A dynamic and interactive light installation by Rachel Wingfield and Mathias Gmachl of London-based Loop.pH is shining a spotlight on an important consideration of urban life. VelO2 raises awareness of air pollution in our overcrowded cities by utilising light to ‘make the unseen experienceable’. Air quality sensors to collect the fluctuating data is fed into the network system which create light trails as participants physically interact with the installation by cycling against each other around the two tracks.
Commissioned and championed by Shin Kong Life and staged alongside the cycling conference Velo-City Global 2016, the installation draws attention to the importance of active lifestyles and air quality in building sustainable cities.

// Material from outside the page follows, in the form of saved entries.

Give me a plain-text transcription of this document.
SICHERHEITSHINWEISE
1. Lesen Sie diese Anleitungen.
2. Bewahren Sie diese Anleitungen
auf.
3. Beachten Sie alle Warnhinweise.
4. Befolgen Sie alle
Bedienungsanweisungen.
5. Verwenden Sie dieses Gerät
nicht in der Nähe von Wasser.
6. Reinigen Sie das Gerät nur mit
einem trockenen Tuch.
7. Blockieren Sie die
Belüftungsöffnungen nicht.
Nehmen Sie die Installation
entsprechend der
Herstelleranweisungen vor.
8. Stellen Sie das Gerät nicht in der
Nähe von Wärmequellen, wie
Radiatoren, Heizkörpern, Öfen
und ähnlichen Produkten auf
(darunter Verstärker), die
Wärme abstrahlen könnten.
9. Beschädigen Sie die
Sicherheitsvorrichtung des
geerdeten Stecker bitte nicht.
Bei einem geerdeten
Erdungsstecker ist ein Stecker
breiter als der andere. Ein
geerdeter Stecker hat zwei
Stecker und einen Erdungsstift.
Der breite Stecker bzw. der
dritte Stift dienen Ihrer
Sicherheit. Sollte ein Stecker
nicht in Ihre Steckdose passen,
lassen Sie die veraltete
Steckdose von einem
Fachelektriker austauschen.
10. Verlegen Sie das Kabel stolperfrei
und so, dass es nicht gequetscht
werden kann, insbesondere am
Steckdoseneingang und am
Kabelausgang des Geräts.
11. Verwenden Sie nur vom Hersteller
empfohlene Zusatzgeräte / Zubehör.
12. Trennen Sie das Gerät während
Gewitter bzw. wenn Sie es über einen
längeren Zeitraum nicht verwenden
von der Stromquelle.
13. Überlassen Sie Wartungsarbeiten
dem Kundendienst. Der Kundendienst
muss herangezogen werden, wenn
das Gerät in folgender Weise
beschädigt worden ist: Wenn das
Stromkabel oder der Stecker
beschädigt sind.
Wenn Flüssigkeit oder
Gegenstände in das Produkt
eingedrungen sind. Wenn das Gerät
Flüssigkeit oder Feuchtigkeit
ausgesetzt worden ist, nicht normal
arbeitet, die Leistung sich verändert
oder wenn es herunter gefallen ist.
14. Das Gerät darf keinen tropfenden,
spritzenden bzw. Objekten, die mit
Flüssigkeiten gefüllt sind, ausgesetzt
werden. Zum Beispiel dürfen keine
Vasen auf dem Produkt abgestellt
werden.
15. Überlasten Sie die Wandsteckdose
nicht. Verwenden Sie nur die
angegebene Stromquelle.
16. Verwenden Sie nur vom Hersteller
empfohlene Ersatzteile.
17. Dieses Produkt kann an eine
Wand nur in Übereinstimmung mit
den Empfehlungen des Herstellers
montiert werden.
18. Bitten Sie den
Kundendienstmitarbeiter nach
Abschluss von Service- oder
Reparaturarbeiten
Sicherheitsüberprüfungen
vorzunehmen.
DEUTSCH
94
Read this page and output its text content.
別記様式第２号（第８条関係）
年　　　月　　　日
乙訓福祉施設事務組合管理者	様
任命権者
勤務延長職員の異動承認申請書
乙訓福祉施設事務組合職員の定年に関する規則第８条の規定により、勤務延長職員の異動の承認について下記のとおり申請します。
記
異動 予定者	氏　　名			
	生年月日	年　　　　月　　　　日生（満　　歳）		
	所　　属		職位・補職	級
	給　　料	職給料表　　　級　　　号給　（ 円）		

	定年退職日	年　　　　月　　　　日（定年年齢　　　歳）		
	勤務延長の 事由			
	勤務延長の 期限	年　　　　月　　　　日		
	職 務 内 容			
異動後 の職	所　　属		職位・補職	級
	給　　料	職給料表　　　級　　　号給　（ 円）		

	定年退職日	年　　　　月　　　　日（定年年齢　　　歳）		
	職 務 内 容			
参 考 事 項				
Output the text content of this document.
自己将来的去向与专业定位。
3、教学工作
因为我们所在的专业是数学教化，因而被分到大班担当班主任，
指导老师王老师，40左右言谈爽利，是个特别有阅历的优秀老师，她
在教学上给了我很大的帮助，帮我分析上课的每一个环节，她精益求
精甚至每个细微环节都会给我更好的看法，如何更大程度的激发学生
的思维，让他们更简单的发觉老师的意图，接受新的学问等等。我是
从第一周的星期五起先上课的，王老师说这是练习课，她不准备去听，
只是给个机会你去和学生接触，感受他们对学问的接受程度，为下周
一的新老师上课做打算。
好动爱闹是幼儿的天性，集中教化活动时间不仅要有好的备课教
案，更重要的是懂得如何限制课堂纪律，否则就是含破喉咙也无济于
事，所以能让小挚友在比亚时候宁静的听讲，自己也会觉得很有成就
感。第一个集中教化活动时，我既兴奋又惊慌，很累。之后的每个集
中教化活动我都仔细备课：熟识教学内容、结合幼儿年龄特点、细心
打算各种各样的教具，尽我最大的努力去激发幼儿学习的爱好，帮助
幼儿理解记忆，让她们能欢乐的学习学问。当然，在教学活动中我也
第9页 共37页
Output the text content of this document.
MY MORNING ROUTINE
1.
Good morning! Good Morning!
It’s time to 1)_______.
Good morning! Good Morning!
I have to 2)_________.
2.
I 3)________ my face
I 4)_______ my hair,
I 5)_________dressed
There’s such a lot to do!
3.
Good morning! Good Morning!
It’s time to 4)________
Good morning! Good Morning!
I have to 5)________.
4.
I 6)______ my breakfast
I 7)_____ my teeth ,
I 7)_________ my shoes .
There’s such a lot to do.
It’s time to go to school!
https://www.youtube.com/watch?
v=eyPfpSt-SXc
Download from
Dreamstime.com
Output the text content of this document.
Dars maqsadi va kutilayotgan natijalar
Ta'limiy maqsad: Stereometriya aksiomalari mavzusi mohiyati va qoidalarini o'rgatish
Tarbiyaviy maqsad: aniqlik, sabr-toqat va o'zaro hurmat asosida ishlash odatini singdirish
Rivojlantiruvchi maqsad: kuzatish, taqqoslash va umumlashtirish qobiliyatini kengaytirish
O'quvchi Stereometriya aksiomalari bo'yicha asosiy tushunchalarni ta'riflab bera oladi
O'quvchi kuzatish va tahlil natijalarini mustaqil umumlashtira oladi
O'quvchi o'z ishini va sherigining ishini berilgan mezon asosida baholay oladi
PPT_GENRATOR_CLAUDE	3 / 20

It is apt then that the design of the arena has been based on the form of the human lungs and its tree-like branches in the process of circulating air, visually communicating the cyclical process through interactive responsiveness.
Loop.pH is blazing a trail with environmentally-focused installations that engage the public and VelO2 is no exception. ‘I am very passionate about this project and what we have been able to achieve together with Shin Kong Life who organised a meeting with the Minister for the Environment so we could discuss the role of the arts and design in using play, joy and urban design,’ Wingfield comments. ‘I am pleased to be working in Taipei during its’ year as World Design Capital, recognising design as an important tool for economic, social, cultural and environmental change.’